HIGHNo exploitation known

The Outdoor plugin for WordPress is vulnerable to SQL Injection via the ‘edit’ action in all versions up to, and including, 1.3.2 due to insufficient escaping on the user supplied parameter and lack of sufficient preparation on the existing SQL query. This makes it possible for unauthenticated attackers to append additional SQL queries into already existing queries that can be used to extract sensitive information from the database.

CVSS v3.1 (7.5)
Vendor
maycorolbuche1
Product
Outdoor
Versions
* lte 1.3.2
CWE
CWE-89, CWE-89 Improper Neutralization of Special Elements used in an SQL Command (‘SQL Injection’)
Vector
CVSS:3.1/AV:N/AC:L/PR:N/UI:N/S:U/C:H/I:N/A:N
Published
2025-10-15T08:25:56.427Z
Updated
2025-10-15T14:37:39.882Z

AI Summary Analysis

Risk verdict

High risk: unauthenticated remote SQL injection in the Outdoor WordPress plugin could lead to sensitive data exposure; exploitation status is not indicated as active, but patching is urgent.

Why this matters

An unauthenticated injection allows attackers to extract data from the database without user credentials, potentially exposing customer records, credentials, or business information. Given the plugin’s broad deployment on publicly accessible WordPress sites, the blast radius includes many sites with minimal user friction for an attacker.

Most likely attack path

Remote attacker sends crafted requests to the plugin’s edit action, taking advantage of insufficient input escaping. No privileges or user interaction required, so the attacker can operate from the internet. If the attacker can access a database with high-confidentiality data, exfiltration is the primary feasible outcome; integrity could be impacted if the query allows data leakage or schema discovery.

Who is most exposed

Sites running the Outdoor plugin on publicly facing WordPress installations are at risk, especially those with outdated versions and weak database access controls.

Detection ideas

  • Unusual or failed SQL error messages in web/app logs tied to the plugin endpoint.
  • Sudden spikes in data query volumes or unexpected data returned from queries.
  • Anomalous access patterns to the edit action from unauthenticated IPs.
  • DB slowdowns or unusual query structures during routine traffic.

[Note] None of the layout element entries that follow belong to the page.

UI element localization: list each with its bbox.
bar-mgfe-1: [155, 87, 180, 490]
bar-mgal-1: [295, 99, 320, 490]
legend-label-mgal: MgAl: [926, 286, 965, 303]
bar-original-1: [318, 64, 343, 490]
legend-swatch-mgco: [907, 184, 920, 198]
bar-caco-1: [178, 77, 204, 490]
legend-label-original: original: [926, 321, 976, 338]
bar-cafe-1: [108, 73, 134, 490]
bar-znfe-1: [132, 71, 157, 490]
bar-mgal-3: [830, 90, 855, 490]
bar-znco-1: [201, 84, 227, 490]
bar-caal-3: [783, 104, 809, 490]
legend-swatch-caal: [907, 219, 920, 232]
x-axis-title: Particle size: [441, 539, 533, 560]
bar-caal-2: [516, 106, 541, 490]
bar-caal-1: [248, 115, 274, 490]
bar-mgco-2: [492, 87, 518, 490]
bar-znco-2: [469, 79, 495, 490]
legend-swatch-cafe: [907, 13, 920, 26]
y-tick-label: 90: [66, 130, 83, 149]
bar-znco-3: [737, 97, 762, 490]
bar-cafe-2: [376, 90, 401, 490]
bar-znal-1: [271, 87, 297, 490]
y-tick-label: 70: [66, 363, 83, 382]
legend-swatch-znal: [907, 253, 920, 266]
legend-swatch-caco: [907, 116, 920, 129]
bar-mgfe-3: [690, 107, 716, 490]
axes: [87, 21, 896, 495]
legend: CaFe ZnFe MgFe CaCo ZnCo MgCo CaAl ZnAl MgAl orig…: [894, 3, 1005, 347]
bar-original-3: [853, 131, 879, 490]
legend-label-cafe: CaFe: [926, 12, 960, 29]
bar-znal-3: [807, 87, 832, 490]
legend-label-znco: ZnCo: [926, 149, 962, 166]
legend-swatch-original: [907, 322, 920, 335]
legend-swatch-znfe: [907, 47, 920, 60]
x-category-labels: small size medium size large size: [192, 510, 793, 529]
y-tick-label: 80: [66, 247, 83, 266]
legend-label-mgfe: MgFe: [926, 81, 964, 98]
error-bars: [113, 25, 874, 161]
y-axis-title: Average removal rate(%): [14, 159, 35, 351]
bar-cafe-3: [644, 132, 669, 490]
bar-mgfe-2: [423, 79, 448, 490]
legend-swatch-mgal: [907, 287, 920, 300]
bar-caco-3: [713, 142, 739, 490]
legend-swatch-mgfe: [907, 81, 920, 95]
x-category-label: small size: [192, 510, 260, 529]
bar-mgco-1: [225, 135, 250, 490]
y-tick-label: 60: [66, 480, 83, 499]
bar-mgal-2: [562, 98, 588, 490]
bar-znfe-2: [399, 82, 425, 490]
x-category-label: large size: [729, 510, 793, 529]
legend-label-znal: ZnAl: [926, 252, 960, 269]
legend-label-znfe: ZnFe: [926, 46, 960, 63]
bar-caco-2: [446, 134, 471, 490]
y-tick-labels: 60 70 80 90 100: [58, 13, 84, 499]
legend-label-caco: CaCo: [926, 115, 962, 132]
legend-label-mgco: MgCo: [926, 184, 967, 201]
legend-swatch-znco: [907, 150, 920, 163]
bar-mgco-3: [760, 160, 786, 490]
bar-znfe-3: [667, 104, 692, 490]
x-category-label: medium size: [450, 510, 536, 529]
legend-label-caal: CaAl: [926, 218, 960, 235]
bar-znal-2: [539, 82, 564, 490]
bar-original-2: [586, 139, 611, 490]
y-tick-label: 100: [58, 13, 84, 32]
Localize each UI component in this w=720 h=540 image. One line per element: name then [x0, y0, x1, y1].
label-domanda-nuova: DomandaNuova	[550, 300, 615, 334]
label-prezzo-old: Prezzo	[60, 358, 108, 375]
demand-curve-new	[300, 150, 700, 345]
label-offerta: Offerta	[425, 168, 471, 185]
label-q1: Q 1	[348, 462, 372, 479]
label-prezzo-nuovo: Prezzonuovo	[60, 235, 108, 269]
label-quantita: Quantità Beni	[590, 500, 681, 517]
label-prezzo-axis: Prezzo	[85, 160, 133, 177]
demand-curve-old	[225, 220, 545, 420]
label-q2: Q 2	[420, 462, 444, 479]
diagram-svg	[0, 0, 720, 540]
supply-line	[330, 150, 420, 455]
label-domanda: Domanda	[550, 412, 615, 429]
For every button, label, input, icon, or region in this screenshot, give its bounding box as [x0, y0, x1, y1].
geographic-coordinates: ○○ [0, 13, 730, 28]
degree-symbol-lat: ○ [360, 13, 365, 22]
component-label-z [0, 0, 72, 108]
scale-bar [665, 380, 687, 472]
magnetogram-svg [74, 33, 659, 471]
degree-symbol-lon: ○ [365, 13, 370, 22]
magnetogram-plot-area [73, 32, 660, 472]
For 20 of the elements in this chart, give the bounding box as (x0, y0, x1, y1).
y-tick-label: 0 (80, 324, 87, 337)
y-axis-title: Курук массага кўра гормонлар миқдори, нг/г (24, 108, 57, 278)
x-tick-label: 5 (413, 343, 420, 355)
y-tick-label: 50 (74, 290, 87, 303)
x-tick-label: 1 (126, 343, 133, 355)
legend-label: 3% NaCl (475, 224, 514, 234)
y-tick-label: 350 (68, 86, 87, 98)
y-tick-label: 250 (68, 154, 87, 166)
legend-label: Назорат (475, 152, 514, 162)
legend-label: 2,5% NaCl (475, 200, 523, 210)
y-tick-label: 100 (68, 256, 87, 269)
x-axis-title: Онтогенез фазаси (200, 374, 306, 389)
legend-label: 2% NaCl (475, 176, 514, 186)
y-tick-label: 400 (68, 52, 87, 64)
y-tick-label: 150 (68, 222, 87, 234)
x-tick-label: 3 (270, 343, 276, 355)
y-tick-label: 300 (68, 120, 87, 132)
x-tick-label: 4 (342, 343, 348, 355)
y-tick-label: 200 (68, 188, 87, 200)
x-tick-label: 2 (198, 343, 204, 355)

Mitigation and prioritisation

  • Patch to the latest Outdoor plugin version or apply vendor-provided fix; treat as priority despite uncertain KEV/EPSS signals.
  • If patching immediately isn’t possible, block or strongly rate-limit access to the edit action; implement a WAF rule set targeting SQLi patterns.
  • Disable the plugin temporarily on sites where patching is not feasible; verify site functionality post-remediation.
  • Strengthen database protections: least-privilege accounts, monitor for abnormal query activity, and enable query auditing.
  • Change-management: schedule patch deployment during a maintenance window; verify backups and test restore procedures. If KEV/EPSS triggers apply, elevate to priority 1.